Spermatogenesis is the process of the production of sperms from the immature germ cells in males. It takes place in seminiferous tubules present inside the testes. During spermatogenesis, a diploid spermatogonium (male germ cell) increases its size to form a diploid primary spermatocyte. This diploid primary spermatocyte undergoes first meiotic division (meiosis I), which is a reductional division to form two equal haploid secondary spermatocytes. Each secondary spermatocyte then undergoes second meiotic division (meiosis II) to form two equal haploid spermatids. Hence, a diploid spermatogonium produces four haploid spermatids. These spermatids are transformed into spermatozoa (sperm) by the process called spermiogenesis.
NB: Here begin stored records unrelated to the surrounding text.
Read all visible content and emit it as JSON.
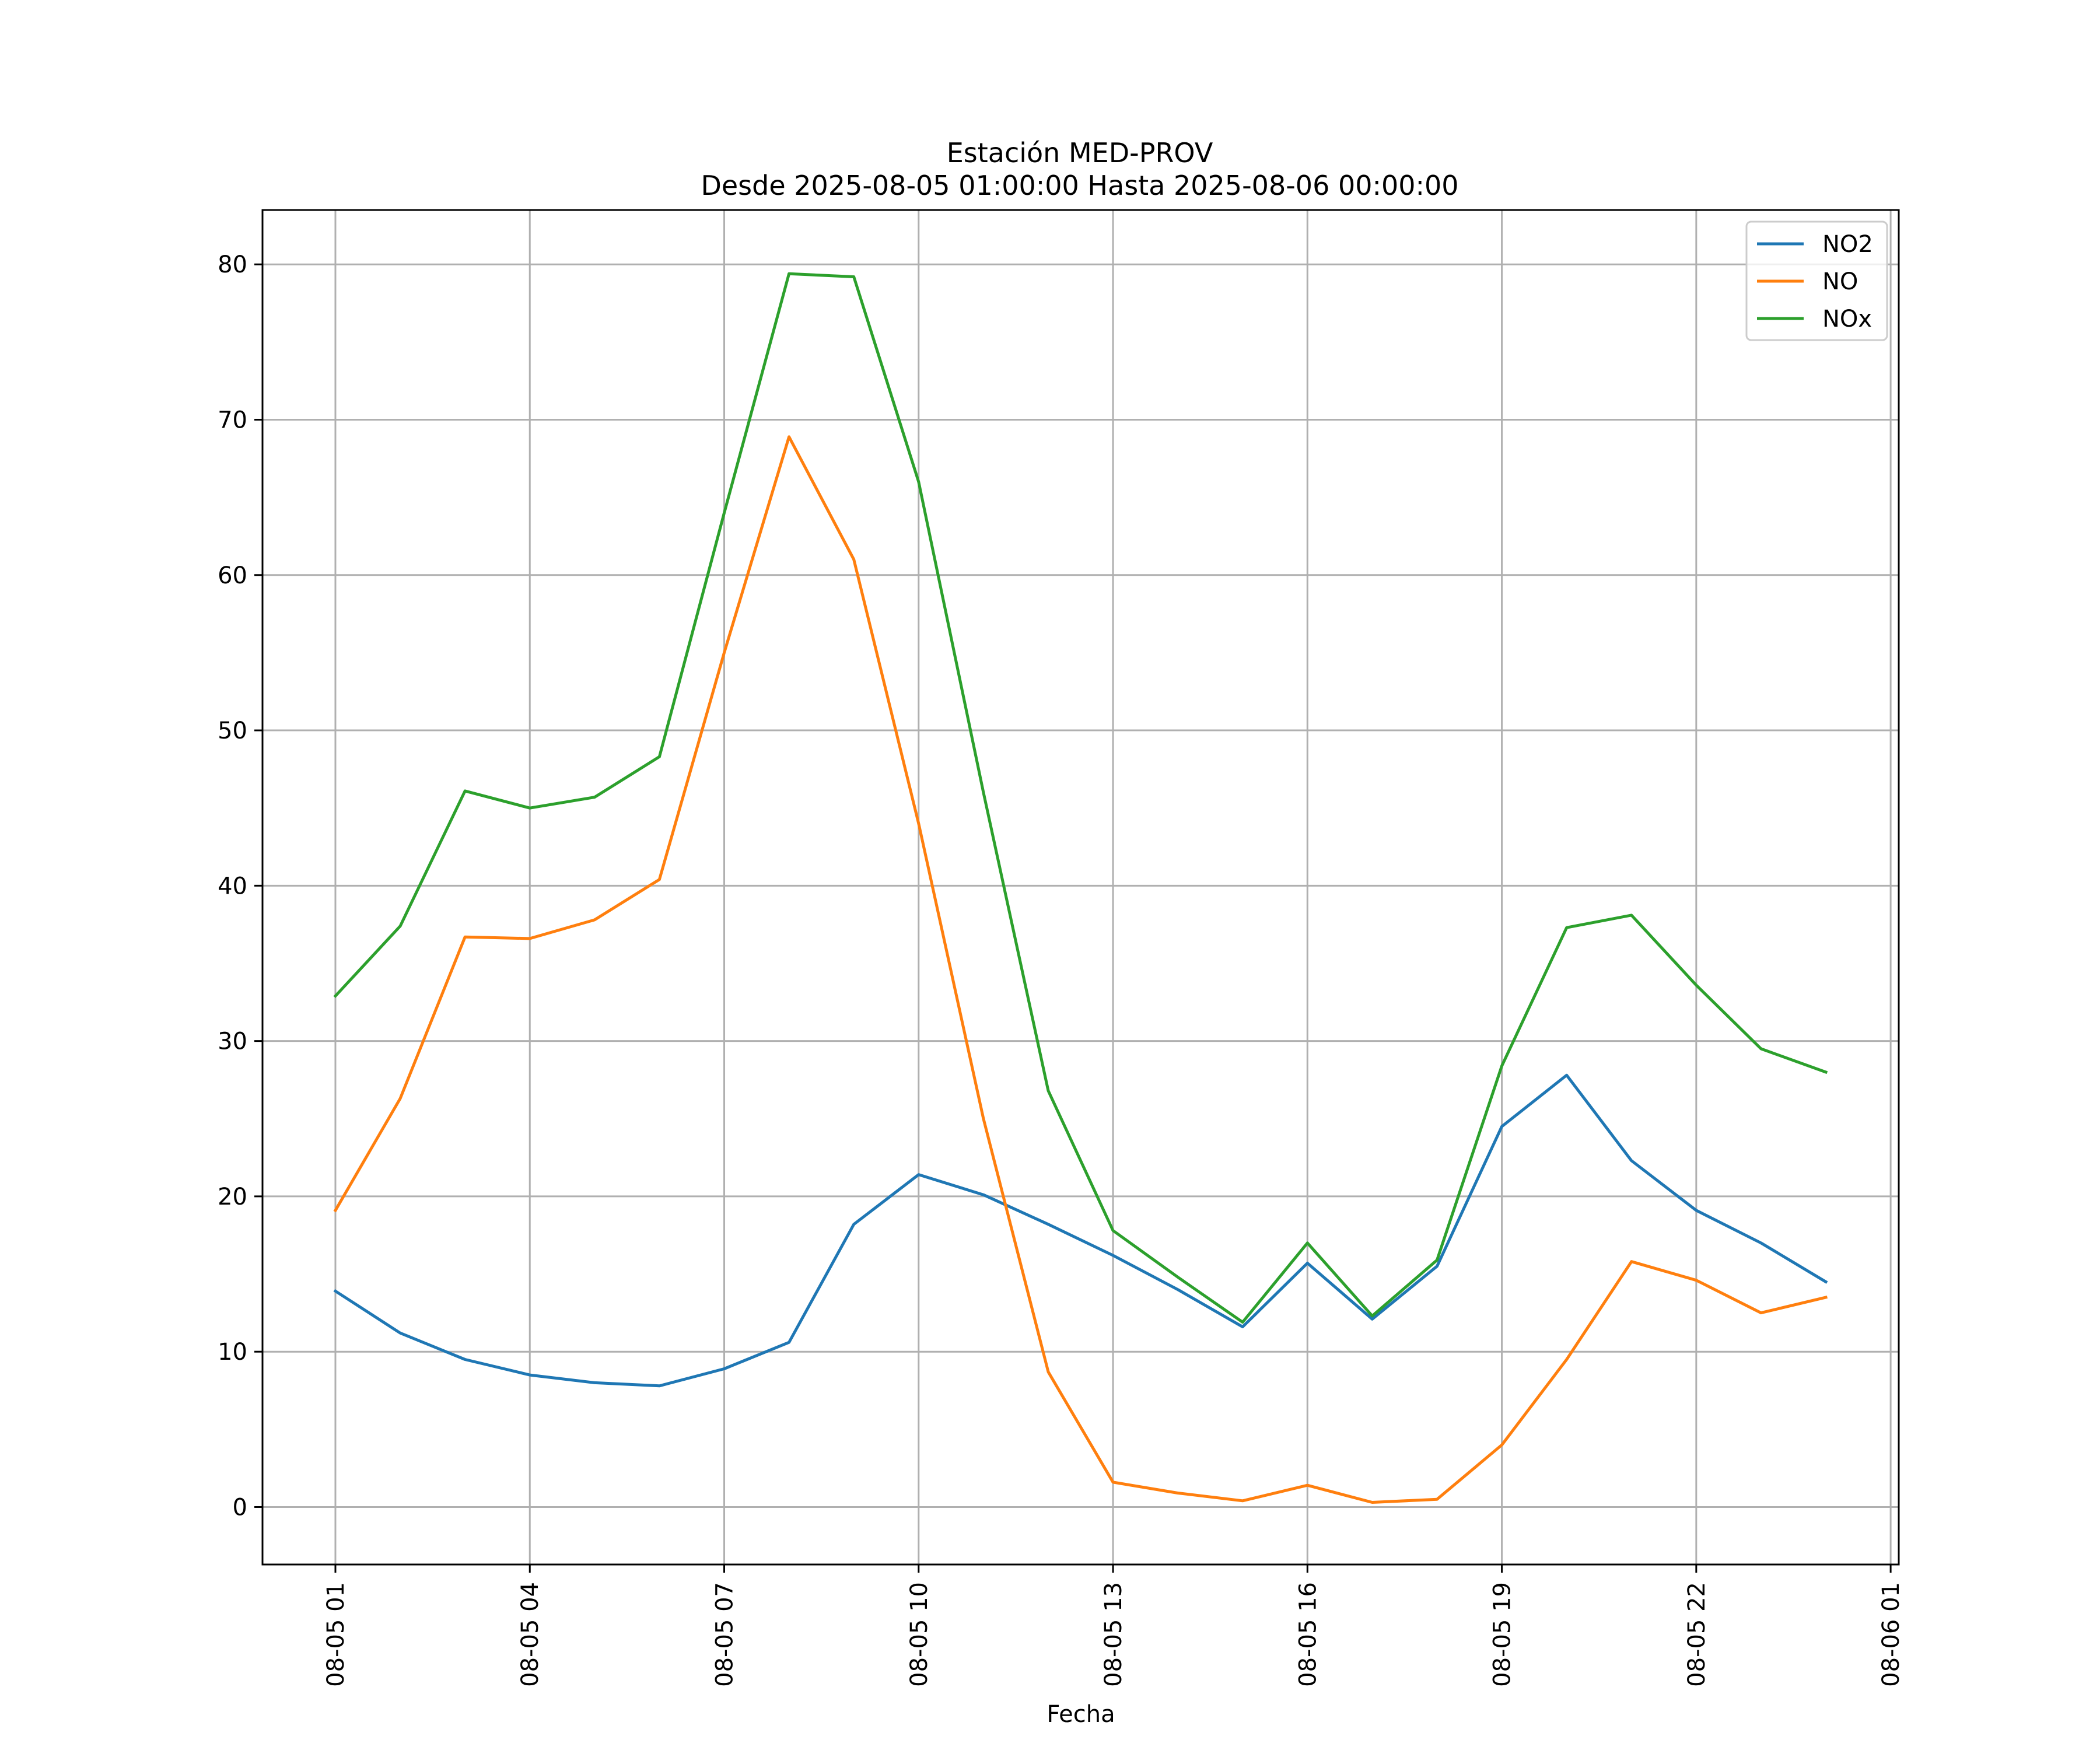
{
  "chart_data": {
    "type": "line",
    "title": "Estación MED-PROV",
    "subtitle": "Desde 2025-08-05 01:00:00 Hasta 2025-08-06 00:00:00",
    "xlabel": "Fecha",
    "ylabel": "",
    "x": [
      "08-05 01",
      "08-05 02",
      "08-05 03",
      "08-05 04",
      "08-05 05",
      "08-05 06",
      "08-05 07",
      "08-05 08",
      "08-05 09",
      "08-05 10",
      "08-05 11",
      "08-05 12",
      "08-05 13",
      "08-05 14",
      "08-05 15",
      "08-05 16",
      "08-05 17",
      "08-05 18",
      "08-05 19",
      "08-05 20",
      "08-05 21",
      "08-05 22",
      "08-05 23",
      "08-06 00"
    ],
    "x_hours": [
      1,
      2,
      3,
      4,
      5,
      6,
      7,
      8,
      9,
      10,
      11,
      12,
      13,
      14,
      15,
      16,
      17,
      18,
      19,
      20,
      21,
      22,
      23,
      24
    ],
    "xlim_hours": [
      -0.125,
      25.125
    ],
    "x_ticks": [
      {
        "hour": 1,
        "label": "08-05 01"
      },
      {
        "hour": 4,
        "label": "08-05 04"
      },
      {
        "hour": 7,
        "label": "08-05 07"
      },
      {
        "hour": 10,
        "label": "08-05 10"
      },
      {
        "hour": 13,
        "label": "08-05 13"
      },
      {
        "hour": 16,
        "label": "08-05 16"
      },
      {
        "hour": 19,
        "label": "08-05 19"
      },
      {
        "hour": 22,
        "label": "08-05 22"
      },
      {
        "hour": 25,
        "label": "08-06 01"
      }
    ],
    "ylim": [
      -3.7,
      83.5
    ],
    "y_ticks": [
      0,
      10,
      20,
      30,
      40,
      50,
      60,
      70,
      80
    ],
    "grid": true,
    "legend_position": "top-right",
    "series": [
      {
        "name": "NO2",
        "color": "#1f77b4",
        "values": [
          13.9,
          11.2,
          9.5,
          8.5,
          8.0,
          7.8,
          8.9,
          10.6,
          18.2,
          21.4,
          20.1,
          18.2,
          16.2,
          14.0,
          11.6,
          15.7,
          12.1,
          15.5,
          24.5,
          27.8,
          22.3,
          19.1,
          17.0,
          14.5
        ]
      },
      {
        "name": "NO",
        "color": "#ff7f0e",
        "values": [
          19.1,
          26.3,
          36.7,
          36.6,
          37.8,
          40.4,
          55.0,
          68.9,
          61.0,
          44.0,
          25.0,
          8.7,
          1.6,
          0.9,
          0.4,
          1.4,
          0.3,
          0.5,
          4.0,
          9.5,
          15.8,
          14.6,
          12.5,
          13.5
        ]
      },
      {
        "name": "NOx",
        "color": "#2ca02c",
        "values": [
          32.9,
          37.4,
          46.1,
          45.0,
          45.7,
          48.3,
          64.0,
          79.4,
          79.2,
          66.0,
          46.0,
          26.8,
          17.8,
          14.8,
          11.9,
          17.0,
          12.3,
          15.9,
          28.4,
          37.3,
          38.1,
          33.6,
          29.5,
          28.0
        ]
      }
    ]
  }
}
Briefly describe the basic processes involved in oogenesis. Why is there an unequal division of cytoplasm?

Gametogenesis, the production of sperm (spermatogenesis) and eggs (oogenesis), takes place through the process of meiosis. In oogenesis, Diploid oogonium go through Mitosis until one develops into a primary oocyte, which will begin the first meiotic division, but then arrest; it will finish this division as it develops in the follicle, giving rise to a haploid secondary oocyte and a smaller polar body. The secondary oocyte begins the second meiotic division and then arrests again; it will not finish this division unless it is fertilized by a sperm; if this occurs, a mature ovum and another polar body is produced. In spermatogenesis, diploid spermatogonia go through mitosis until they begin to develop into gametes; eventually, one develops into a primary spermatocyte that will go through the first meiotic division to form two haploid secondary spermatocytes. The secondary spermatocytes will go through a second meiotic division to each produce two spermatids; these cells will eventually develop flagella and become mature sperm.

Explain at least two major disorders within this system.

Endometriosis: medical condition that occurs when the lining of the uterus.

Symptoms :Horrible cramping during menstruation.

Occurrence:5 million women in the U.S.

Treatment Options:Pain medication, hormone therapy, and surgery.

Pelvic Inflammatory Disease(PID):an infection in the female reproductive organs.

Symptoms :Painful urination, pain during sex, chills, high fevers, vomiting.

Occurrence: 1 million women are effected.